Harrison pitched for the franchise's (now known as the Milwaukee Brewers) triple A affiliate, the Portland Beavers in 1970, and went 6–11 with a 5.57 earned run average. During spring training the following season, he and Marion Jackson were traded to the Baltimore Orioles for Marcelino López.

==Baltimore Orioles==
Harrison improved to 15–5 with a 2.81 ERA for the Orioles' triple A affiliate, the Rochester Red Wings in 1971. The best pitcher in the International League that year, he attended spring training with the Orioles in 1972. He made the team, but as a relief, as Baltimore's four starters had each won 20 or more games the previous year. He did, however, make two emergency starts in the second games of doubleheaders, going 1–1 with a 6.75 in his two starts. For the season, he went 3–4 with a 2.30 ERA and four saves.

==Atlanta Braves==
After just one season in Baltimore, Harrison was traded along with Davey Johnson, Pat Dobson and Johnny Oates to the Atlanta Braves for Earl Williams and Taylor Duncan on the last day of the Winter Meetings on December 1, 1972. Harrison was used as both a starter and reliever in Atlanta, compiling an 11–8 record and 4.16 ERA in both roles. He also added two home runs to his career total despite having only three hits all season (the other was a double).
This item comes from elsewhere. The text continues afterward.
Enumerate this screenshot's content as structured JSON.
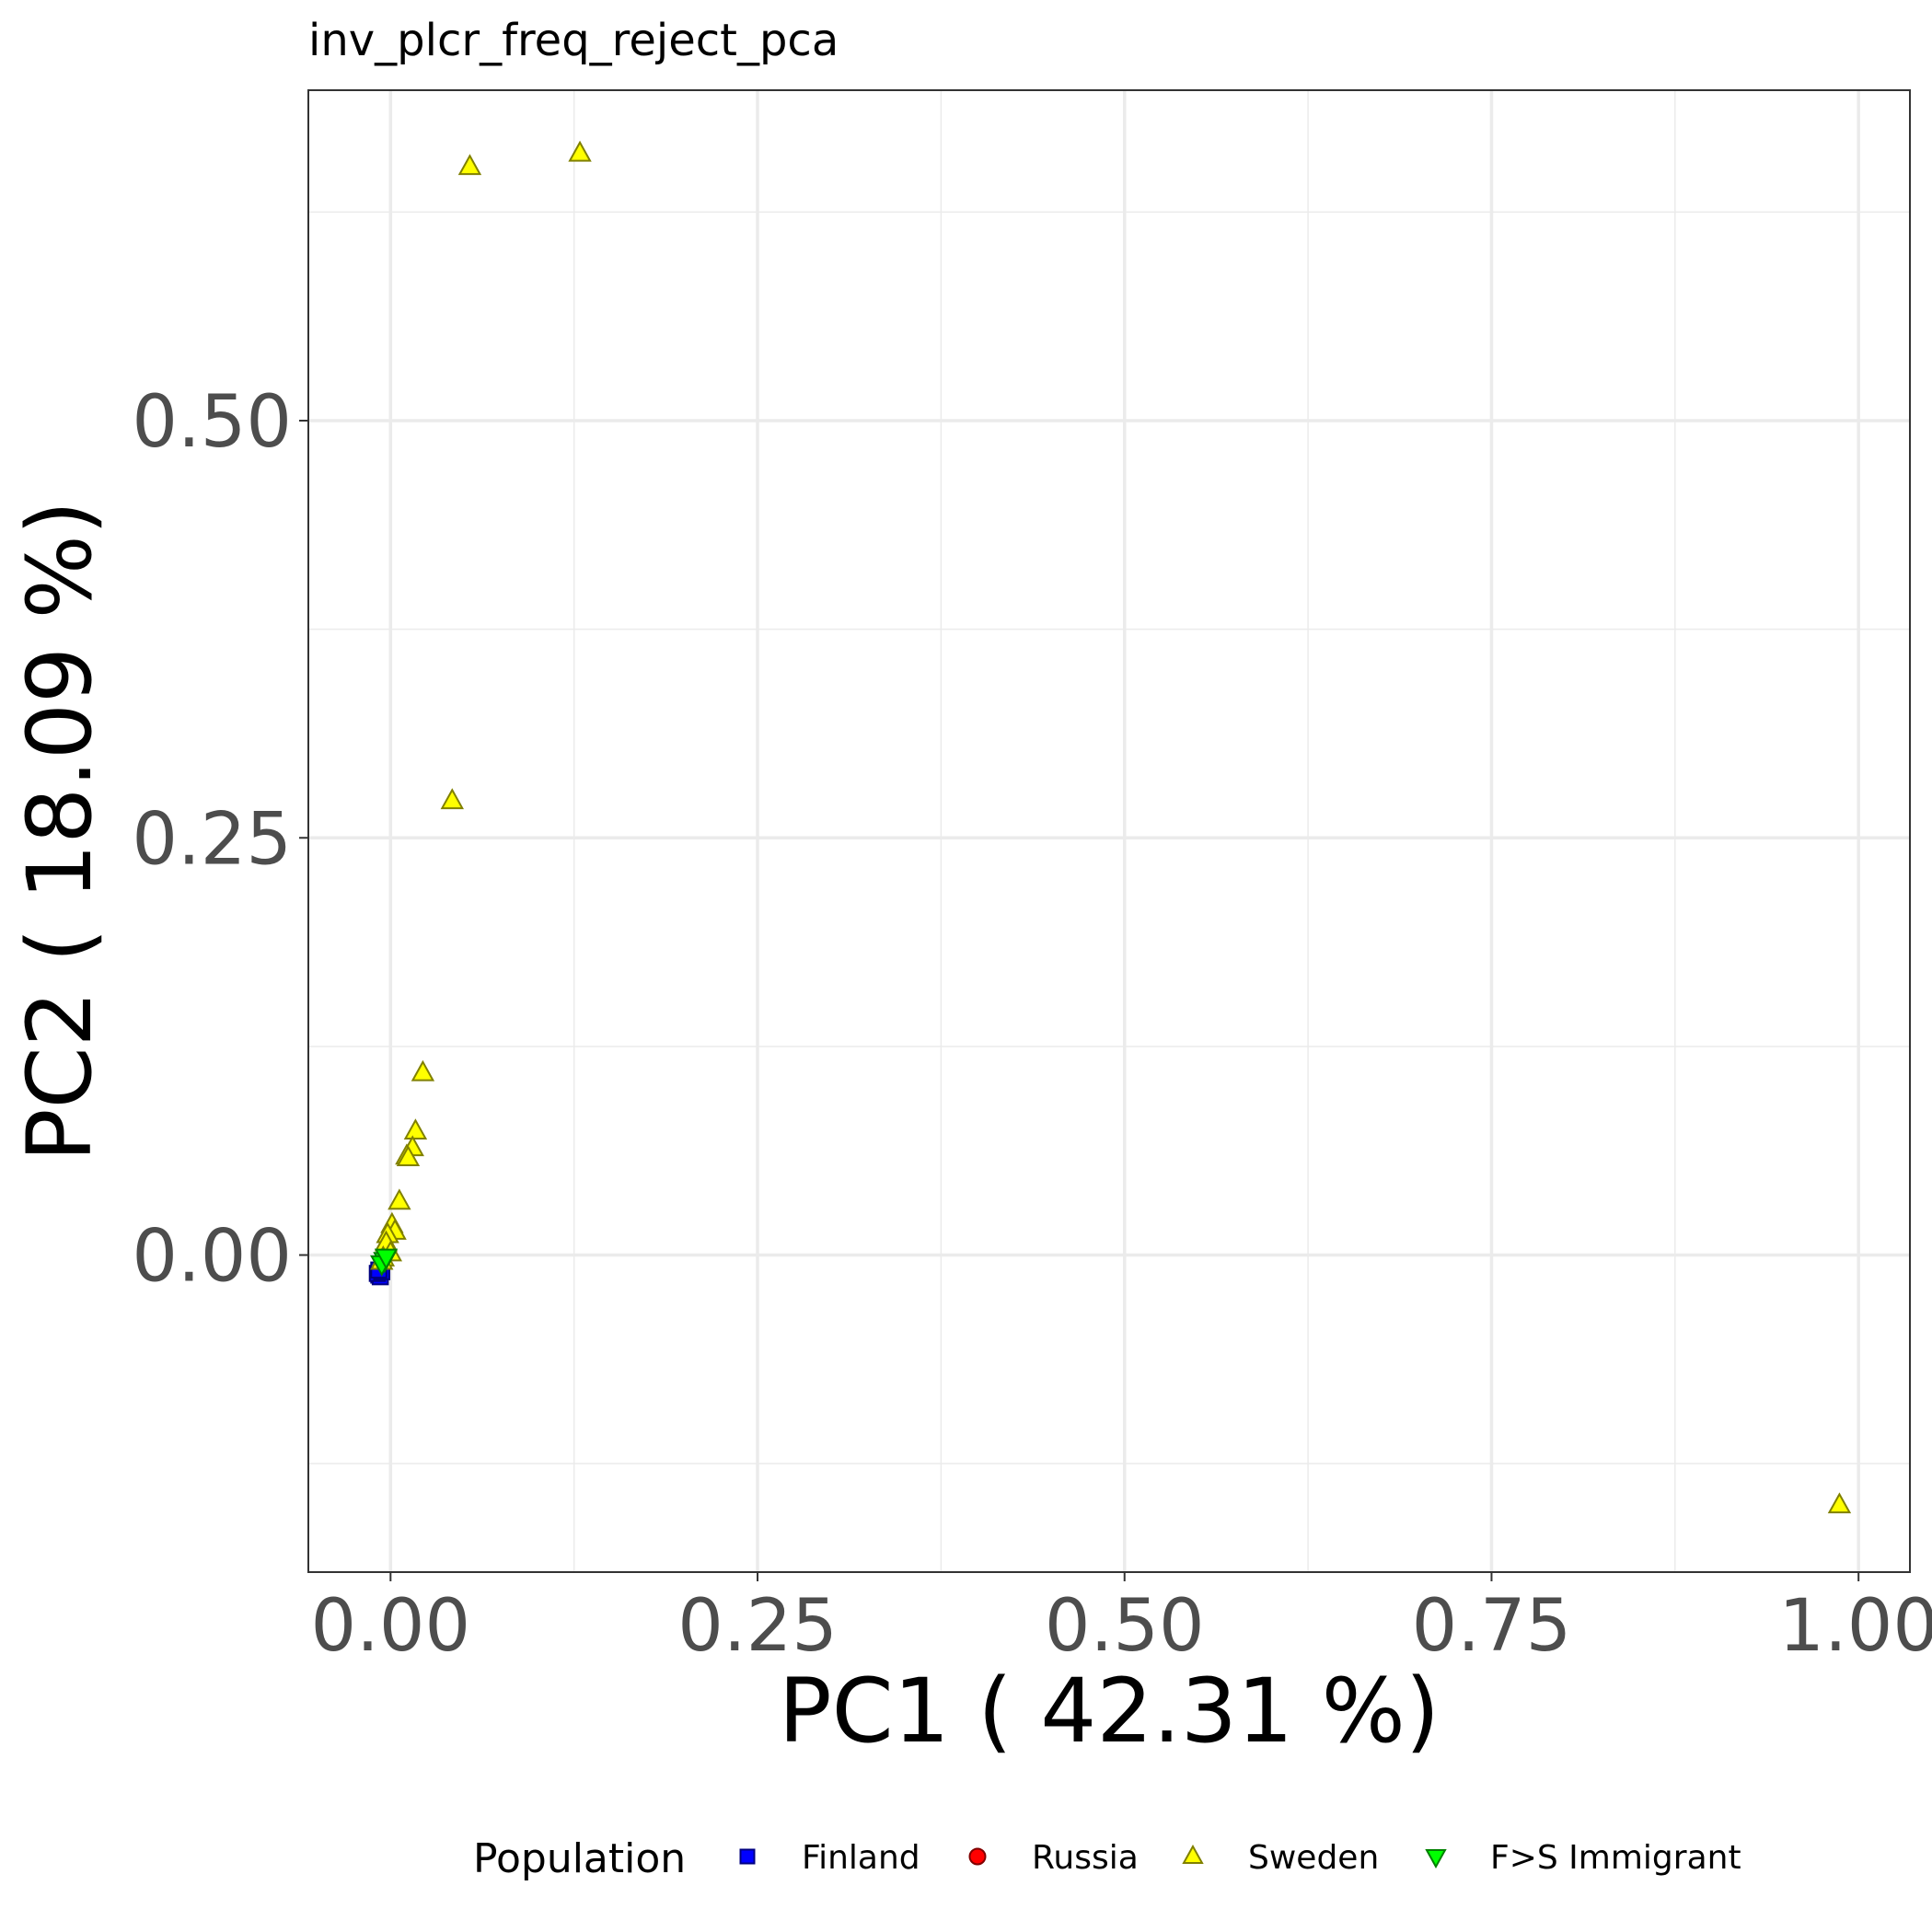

Harrison was 20–23 with a 4.45 ERA in his career for Atlanta when he was dealt to the Cleveland Indians during the 1975 season for pitcher Blue Moon Odom.

==Journeyman==
Harrison went 7–7 with a 4.79 ERA in nineteen starts for the Indians in 1975. During Spring training 1976, he was dealt to the St. Louis Cardinals for Harry Parker. After one season playing triple A ball for the franchise, he was released. He played minor league ball with the Pittsburgh Pirates and Detroit Tigers before seeing major league experience again with the Minnesota Twins in 1978. In nine games, he was 0–1 with a 7.50 ERA.

==Death==
Roric Harrison died on September 17, 2023, three days before his 77th birthday.